C# will be slower in general, but not significantly so. In some cases, depending on the structure of the code, C# can actually be faster, as JIT analysis can frequently improve the performance of a long-running algorithm.
Edit: Here's a nice discussion of C# vs C++ performance
Edit 2:
"In general" is not really accurate. As you say, the JIT compiler can actually turn your MSIL into faster native code that the C++ compiler because it can optimize for the hardware it is running on.
You must admit, however, that the act of JIT compiling itself is resource intensive, and there are runtime checks that occur in managed code. Pre-compiled and pre-optimized code will always be faster than just JITted code. Every benchmark comparison shows it. But long-running processes that can have a fair amount of runtime analysis can be improved over pre-compiled, pre-optimized native code.
So what I said was 100% accurate. For the general case, managed code is slightly slower than pre-compiled, pre-optimized code. It's not always a significant performance hit, however, and for some cases JIT analysis can improve performance over pre-optimized native code.
For straight mathematical functions asking if C# is faster than C++ is not the best question. What you should be asking
Is the assembly produced by the CLR JITer more or less efficient than assembly generated by the C++ compiler
The C# compiler has much less influence on the speed of purely mathmatical operations than the CLR JIT does. It would have almost identical performance as other .Net languages (such as VB.Net if you turn off overflow checing).

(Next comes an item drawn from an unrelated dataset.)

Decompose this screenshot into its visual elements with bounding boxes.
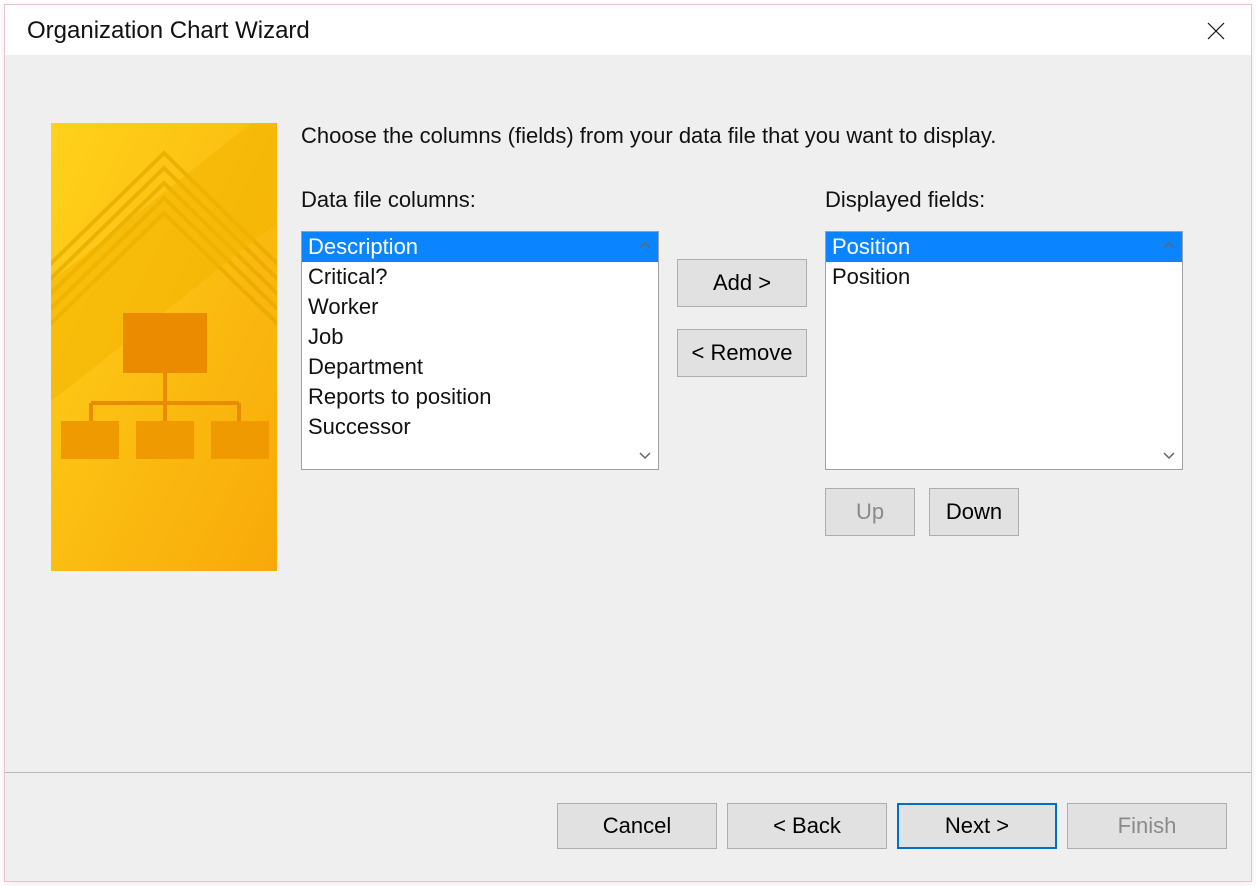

There are extensive benchmarks here:
http://shootout.alioth.debian.org/u32q/benchmark.php?test=all&lang=csharp&lang2=gpp&box=1
Note this compares the Mono JIT to C++. AFIAK there are no extensive benchmarks of Microsoft's implementation out there, so almost everything you will hear is hearsay. :(
I think you're asking the wrong question. You should be asking if C++ on can beat out the .NET family of languages in mathematical computation. Have a gander at F# timing comparisons for Runge Kutta
You do not define "mathematically intensive" very well (understatement for: not at all).
An attempt to a breakdown:
For the basic Sin/Cos/Log functions I would not expect much difference.
For linear algebra (matrices) I would expect .NET to loose out, the (always enforced) bounds checking on arrays is only optimized away under some circumstances.
You will probably have to benchmark something close to your intended domain.
I would consider using Mono.Simd to accelerate some operations. The minus is that on MS runtime it's not accelerated.
I haven't checked recently, but the last time I did check, Microsoft's license agreement for the .NET runtime required you to agree NOT to publish any benchmarks of its performance. That tends to limit the amount of solid information that gets published.
A few others have implied it, but I'll state it directly: I think you're engaging in (extremely) premature optimization -- or trying to anyway.
Edit:
Doing a bit of looking, the license has changed (a long time ago, in fact). The current terms
say you're allowed to publish benchmarks -- but only if you meet their conditions. Some of those conditions look (to me) nearly impossible to meet. For example, you can only publish provided: "your benchmark testing was performed using all performance tuning and best practice guidance set forth in the product documentation and/or on Microsoft's support Web sites". Given the size and number of Microsoft's web sites, I don't see how anybody stands a chance of being certain they're following all the guidance they might provide.
Although that web page talks about .NET 1.1, the newer licenses seem to refer back to it as well.
So, what I remembered was technically wrong, but effectively correct anyway.
For basic math library functions there won't be much difference because C# will call out to the same compiled code that C++ would use. For more interesting math that you won't find in the math library there are several factors that make C# worse. The Current JIT doesn't support SSE instructions that you would have access to in C++.